Wednesday, 20 January 2010

Dave Edwards on selling SuperTed to the US

The catalogue for the 1985 Cambridge Animation Festival printed in article by Dave Edwards (co-founder of Siriol, the company behind SuperTed) called Selling in the States: The Case of SuperTed. This was the time when British cartoons such as SuperTed, Dangermouse and Bananaman were appearing on American television, and Edwards' article provides a first-hand account of the hurdles that these series had to overcome.
British animation has had a tough time selling to the American television market. The breakthrough came when Disney bought Siriol's SuperTed in 1983 (and later Cosgrove Hall's Dangermouse) for showing on Nickelodeon.
Edwards discusses the problems faced by British cartoons on US TV:
We persisted with the Networks, only to be told time and time again that they don't buy English programmes - 'they are too soft and too intellectual.' The only real British success in the Networks has been Benny Hill, which I had to admit is neither 'intellectual' nor 'soft'. But even then, they added, 'it shows at some very odd hours'.

'Don't you know how creative the British industry is?' I insisted. They weren't all that bothered. They didn't need to be, for the major producers - DIC, Hanna-Barbera, Filmation, Ruby Spears and Marvel - are all clamouring to get Network commissions. Later this year Disney will be adding to this list with two series, The Wuzzles and The Gummy Bears [sic], produced in Japan. Yes, even Disney are in the Saturday morning league - and with a confectionery product at that!

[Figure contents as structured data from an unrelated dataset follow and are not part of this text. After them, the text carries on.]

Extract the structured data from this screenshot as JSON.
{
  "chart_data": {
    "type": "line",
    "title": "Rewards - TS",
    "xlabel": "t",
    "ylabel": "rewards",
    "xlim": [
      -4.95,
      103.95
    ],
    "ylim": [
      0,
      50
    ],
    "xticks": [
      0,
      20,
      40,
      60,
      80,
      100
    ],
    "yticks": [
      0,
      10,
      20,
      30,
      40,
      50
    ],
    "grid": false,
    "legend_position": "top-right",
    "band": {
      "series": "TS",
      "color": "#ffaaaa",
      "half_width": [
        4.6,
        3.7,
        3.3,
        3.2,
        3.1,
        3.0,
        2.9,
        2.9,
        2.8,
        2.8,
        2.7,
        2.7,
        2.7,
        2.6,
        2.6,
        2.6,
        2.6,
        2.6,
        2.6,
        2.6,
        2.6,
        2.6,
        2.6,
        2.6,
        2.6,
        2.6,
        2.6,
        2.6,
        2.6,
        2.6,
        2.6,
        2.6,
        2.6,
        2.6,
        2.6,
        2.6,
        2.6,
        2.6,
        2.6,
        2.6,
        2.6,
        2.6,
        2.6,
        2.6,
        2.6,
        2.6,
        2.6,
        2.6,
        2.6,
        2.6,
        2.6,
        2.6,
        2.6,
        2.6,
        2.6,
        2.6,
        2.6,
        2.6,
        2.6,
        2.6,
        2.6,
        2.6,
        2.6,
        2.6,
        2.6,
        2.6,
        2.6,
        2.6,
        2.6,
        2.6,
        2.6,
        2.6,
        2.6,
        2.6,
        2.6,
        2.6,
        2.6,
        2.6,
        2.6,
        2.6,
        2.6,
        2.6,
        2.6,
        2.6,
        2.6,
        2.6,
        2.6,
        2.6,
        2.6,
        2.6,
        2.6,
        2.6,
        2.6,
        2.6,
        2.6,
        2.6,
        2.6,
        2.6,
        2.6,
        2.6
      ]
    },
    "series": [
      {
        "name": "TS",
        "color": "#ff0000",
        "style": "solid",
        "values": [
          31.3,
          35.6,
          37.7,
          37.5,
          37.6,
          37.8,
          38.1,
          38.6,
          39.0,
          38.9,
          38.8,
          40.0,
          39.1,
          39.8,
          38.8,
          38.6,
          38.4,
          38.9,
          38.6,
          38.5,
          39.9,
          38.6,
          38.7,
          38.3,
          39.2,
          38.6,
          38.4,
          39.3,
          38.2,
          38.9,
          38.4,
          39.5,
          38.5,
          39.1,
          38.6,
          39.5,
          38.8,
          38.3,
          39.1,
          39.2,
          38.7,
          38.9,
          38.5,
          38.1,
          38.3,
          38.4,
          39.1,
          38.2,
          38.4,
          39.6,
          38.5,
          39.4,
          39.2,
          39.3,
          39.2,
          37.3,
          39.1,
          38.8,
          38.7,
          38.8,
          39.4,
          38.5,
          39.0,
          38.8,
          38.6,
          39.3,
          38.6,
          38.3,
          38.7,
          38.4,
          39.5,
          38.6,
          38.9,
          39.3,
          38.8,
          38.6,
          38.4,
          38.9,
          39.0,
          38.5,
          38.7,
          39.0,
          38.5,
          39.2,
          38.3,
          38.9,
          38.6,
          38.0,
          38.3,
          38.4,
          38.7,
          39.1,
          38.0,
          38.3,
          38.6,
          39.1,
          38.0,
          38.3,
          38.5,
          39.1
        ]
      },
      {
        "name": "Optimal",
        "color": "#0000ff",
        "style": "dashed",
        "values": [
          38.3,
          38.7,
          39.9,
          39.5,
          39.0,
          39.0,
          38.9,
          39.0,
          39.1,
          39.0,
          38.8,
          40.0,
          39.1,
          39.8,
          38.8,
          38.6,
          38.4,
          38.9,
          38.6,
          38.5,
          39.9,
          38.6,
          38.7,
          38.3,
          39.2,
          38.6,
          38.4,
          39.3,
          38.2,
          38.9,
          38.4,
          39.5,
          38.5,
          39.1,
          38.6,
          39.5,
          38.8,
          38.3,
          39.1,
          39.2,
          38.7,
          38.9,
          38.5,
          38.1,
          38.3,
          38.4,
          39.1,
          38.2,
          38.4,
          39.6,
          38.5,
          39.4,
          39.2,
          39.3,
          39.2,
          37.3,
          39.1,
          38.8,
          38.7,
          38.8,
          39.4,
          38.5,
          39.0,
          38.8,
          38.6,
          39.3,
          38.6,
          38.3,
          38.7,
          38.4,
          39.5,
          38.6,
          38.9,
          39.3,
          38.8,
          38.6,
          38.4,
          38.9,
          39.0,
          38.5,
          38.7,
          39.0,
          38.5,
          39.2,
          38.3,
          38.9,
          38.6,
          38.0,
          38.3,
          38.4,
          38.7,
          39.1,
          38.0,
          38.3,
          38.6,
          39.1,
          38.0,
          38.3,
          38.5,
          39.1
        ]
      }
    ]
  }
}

The programming directors admit that their children actually like SuperTed. 'Yes, it's doing very well on the Disney Channel,' they concede, and 'OK, so it's selling enough videos to get into the top ten in the States.' But... 'It's English.' The Americans looked for strong moral values in our stories, while we watched The A Team and felt perhaps we were missing something.
The article touches upon the issue of tie-in merchandise ("Animation is booming in the States, but less as a form of entertainment than as a medium for the merchandising-crazy toy trade. Very big budgets are available in you are to turn a toy into a television star") before concluding that
What is needed if British animation is to make an impact on American television is a more rigorous attention to questions about the financing, exhibition and merchandising of a series right from its conception. Our present objective at Siriol is to see our series in the all-important Saturday morning Network slots. Hence our policy of seeking co-production deals to ensure we have proper financing and effective merchandising. But, unlike the old days, we intend to retain the real control over the actual production process, and not to become sub-contractors. If it can be done, we are going to do it.